The 44-year-old British astronaut Tim Peake has set a record confirmed by Guinness World Records for completing the fastest marathon in orbit on board to International Space Station in only three hours, 35 minutes and 21 seconds. He is not the first person trying to have this set.

During the Boston Marathon in 2007, the astronaut Sunita Williams ran on the Space Station completing the race in just under 4 hours and 24 minutes.

British astronaut Tim Peake is seen on a video screen transmitted from the International Space Station (ISS) at the astronaut center of the European Space Agency ESA in Cologne, Germany, Sunday, April 24, 2016. Credit: Henning Kaiser / via AP / NBC News

The winner of the men’s race was the Kenyan long-distance runner Eliud Kipchoge with a record time of 2 hours, 3 minutes and 5 seconds for the second consecutive year. The women’s event was won for Kenyan Jemima Sumgong completing her record of 2 hours, 22 minutes and 58 seconds after having fallen at the 21-mile.

How did Tim that?

Tim was strapped into a harness that was attached to a treadmill. Further, with the help of a virtual video simulating the race he ran the marathon, the Digital Virgin Money London Marathon 400km above Earth. A live video link was used to do this, at the European Astronaut Centre in Cologne.

Running in the land is not the same to run in the space because of the lack of gravity. Therefore, the loss of gravity was counteracted by using bungee cords on his shoulders in order to allow him to feel his own weight.

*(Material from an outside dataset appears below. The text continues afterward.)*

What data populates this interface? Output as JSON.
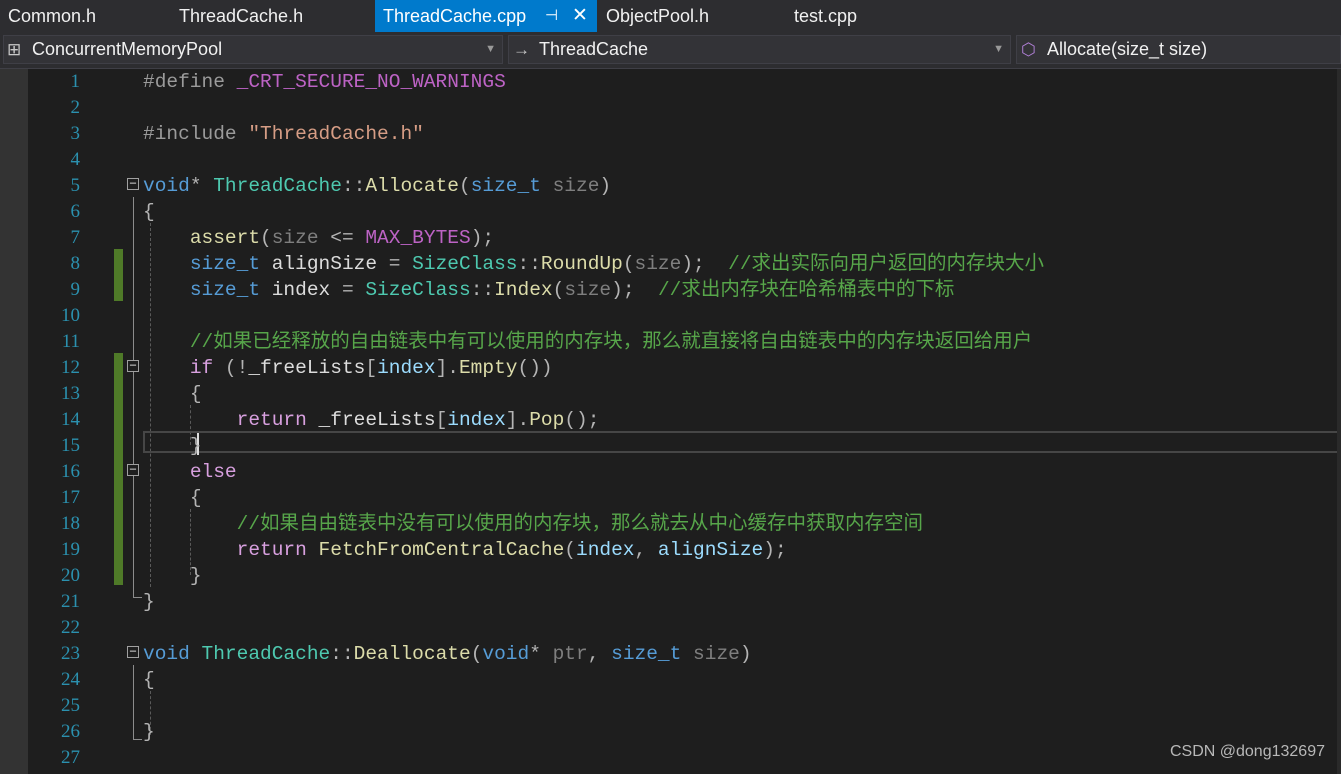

Also, a lot of fans were placed around Tim keeping him fresh and helping to evaporate some of his sweat without dripping.

Head of Guinness Records, Marco Frigatti said “Tim has captured the hearts and minds of the nation since his mission on board the International Space Station began last year. His latest achievement is surely his greatest – running the fastest marathon in space, on the only day off from his grueling schedule, is a fantastic accomplishment. Tim is a true inspiration and someone we can all look up to. Literally.”